Richard Zane Smith
Wyandot

All Glory

11" H x 13" D


Richard Zane Smith (Wyandot) works in the ancient Southwestern Anasazi style referred to by archaeologists as "corrugated ware." This delicate and time-consuming method involves hand rolled coils of native clay, shingle lapped, slip painted with multiple shades of color and either electric kiln or wood fired in an adobe kiln.

Unlike others in this popular Native American pottery market, Smith doesn't come from "generations of potters like so many out here are. I don't fit into the Indian artists stereotype," he says. "But at the same time, I am strongly rooted in the Wyandot people."

"My art education began as a child at home in Missouri. In the evenings all five of us kids would gather round listening and drawing quietly while Dad or Mom would read wonderful books to us."

"Clay excited me from high school and all through my art school years though I enjoyed working with all kinds of natural materials, from leather to stone to wood. During these years, investigating my own native roots became something of an obsession with me."

"In 1978, I worked as an art instructor at a Navajo mission school in Arizona. It was there that I was first exposed to native clays, Anasazi pot sherds, and the woman who was to become my wife and soulmate."

"Our first year together we lived on the road, worked orchards, and as a ranchhand in Idaho. There we lived out of an old haywagon that I fixed into a little shack. Winter came and we headed south and camped out for four months south of the Superstition Mountains where I made small burnished pots to sell for grocery and gas money."
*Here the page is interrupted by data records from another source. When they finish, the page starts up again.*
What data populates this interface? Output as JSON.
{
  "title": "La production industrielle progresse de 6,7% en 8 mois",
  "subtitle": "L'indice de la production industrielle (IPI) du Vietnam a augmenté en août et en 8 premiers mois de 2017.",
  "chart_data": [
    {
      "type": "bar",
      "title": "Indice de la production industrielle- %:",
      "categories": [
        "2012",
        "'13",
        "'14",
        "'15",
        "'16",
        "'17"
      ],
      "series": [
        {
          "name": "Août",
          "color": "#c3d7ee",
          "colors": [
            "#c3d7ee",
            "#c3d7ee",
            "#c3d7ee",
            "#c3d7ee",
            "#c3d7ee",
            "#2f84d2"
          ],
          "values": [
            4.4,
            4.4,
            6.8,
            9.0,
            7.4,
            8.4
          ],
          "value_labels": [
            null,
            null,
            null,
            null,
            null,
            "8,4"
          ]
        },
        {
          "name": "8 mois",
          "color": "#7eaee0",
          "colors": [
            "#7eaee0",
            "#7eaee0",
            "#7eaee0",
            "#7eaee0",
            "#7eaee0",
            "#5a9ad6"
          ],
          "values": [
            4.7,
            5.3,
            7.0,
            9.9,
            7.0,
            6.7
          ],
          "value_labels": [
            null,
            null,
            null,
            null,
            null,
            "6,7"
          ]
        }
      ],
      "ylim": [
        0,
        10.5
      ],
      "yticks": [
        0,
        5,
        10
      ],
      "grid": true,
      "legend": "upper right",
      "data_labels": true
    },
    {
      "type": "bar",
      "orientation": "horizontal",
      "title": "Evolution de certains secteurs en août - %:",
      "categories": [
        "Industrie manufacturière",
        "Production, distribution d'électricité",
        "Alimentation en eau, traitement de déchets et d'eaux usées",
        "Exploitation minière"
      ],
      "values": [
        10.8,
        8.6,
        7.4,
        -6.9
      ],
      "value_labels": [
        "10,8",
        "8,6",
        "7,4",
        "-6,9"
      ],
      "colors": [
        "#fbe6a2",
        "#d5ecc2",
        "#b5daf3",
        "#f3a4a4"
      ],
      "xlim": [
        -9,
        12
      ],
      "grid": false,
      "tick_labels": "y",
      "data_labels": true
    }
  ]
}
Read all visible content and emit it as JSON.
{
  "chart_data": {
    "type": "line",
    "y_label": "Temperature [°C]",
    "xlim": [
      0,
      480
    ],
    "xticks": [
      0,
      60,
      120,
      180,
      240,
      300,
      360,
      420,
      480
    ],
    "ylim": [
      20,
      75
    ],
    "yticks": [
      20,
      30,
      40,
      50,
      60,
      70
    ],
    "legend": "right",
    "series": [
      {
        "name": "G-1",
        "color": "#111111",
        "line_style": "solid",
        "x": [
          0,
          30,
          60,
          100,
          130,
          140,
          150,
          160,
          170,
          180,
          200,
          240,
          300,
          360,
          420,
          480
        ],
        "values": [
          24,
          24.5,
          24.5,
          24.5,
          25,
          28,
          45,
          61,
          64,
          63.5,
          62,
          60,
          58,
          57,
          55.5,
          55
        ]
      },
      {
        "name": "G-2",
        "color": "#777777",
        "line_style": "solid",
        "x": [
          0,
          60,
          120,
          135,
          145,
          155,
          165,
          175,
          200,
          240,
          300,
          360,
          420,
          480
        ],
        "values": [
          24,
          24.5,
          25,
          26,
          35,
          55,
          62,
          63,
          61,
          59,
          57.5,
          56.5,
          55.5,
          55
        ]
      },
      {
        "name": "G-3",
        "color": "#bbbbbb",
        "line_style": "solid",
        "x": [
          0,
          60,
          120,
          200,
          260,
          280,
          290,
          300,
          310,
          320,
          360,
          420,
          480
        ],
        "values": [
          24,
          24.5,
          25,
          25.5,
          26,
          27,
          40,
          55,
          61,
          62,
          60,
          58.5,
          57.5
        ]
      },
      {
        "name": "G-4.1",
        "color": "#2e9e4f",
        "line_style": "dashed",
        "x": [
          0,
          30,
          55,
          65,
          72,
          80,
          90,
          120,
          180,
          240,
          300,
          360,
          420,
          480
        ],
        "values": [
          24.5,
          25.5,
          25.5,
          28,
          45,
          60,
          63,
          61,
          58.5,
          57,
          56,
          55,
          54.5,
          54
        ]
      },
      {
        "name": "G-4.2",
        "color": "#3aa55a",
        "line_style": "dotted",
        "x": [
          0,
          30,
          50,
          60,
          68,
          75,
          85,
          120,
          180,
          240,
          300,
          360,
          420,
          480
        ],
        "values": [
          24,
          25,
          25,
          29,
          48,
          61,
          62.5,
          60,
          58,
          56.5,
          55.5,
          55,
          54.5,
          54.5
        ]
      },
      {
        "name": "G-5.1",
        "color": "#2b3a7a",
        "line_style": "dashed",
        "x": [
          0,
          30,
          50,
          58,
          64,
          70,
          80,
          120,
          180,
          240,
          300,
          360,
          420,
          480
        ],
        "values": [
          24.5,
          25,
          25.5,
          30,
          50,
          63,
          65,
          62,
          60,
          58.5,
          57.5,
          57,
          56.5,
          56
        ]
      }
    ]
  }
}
"When it began to get too hot to work, even under the Palo Verde trees, we headed northward where Carol was hired as a teacher on the Navajo Reservation. We spent eight blessed years in Ganado,where we started a family and I began to seriously pursue my art work."

"My wife, Carol, patiently taught for six of those years until my work began to be noticed. We have now lived in Glorieta, New Mexico with our son Isaac and daughter Rachel for over 13 years. Having a rich yet mixed-blooded heritage has been difficult for me at times to sort things out and it still provides it’s challenges. But I am actively involved with other Wendat/Wyandots who are restoring traditions and reviving our language."

"I have a dream to help restore to our people the pottery traditions of our ancestors as has happened amoung the Pueblo peoples in the southwest. I am convinced that creativity is a gift. It is a sacred responsibility; a seed to plant and nurture. I give all honor and thanks to Sondaichichia, our Creator!

Richard Zane Smith draws on inspiration from spirituality and the humility shown by the Navajo which translates into breathtaking pottery unlike anything most people have ever seen before.

Many collectors believe, upon first glance of Smith’s work, that they are looking at a finely woven basket given the intricate design created with Smith’s unconventional contours and contemporary color and design.

Smith uses perspective, color, and space to trick the eye into assuming three-dimensional space on a two-dimensional plane, creating a visual delicacy few artists achieve and equally few collectors have the privilege of calling their own.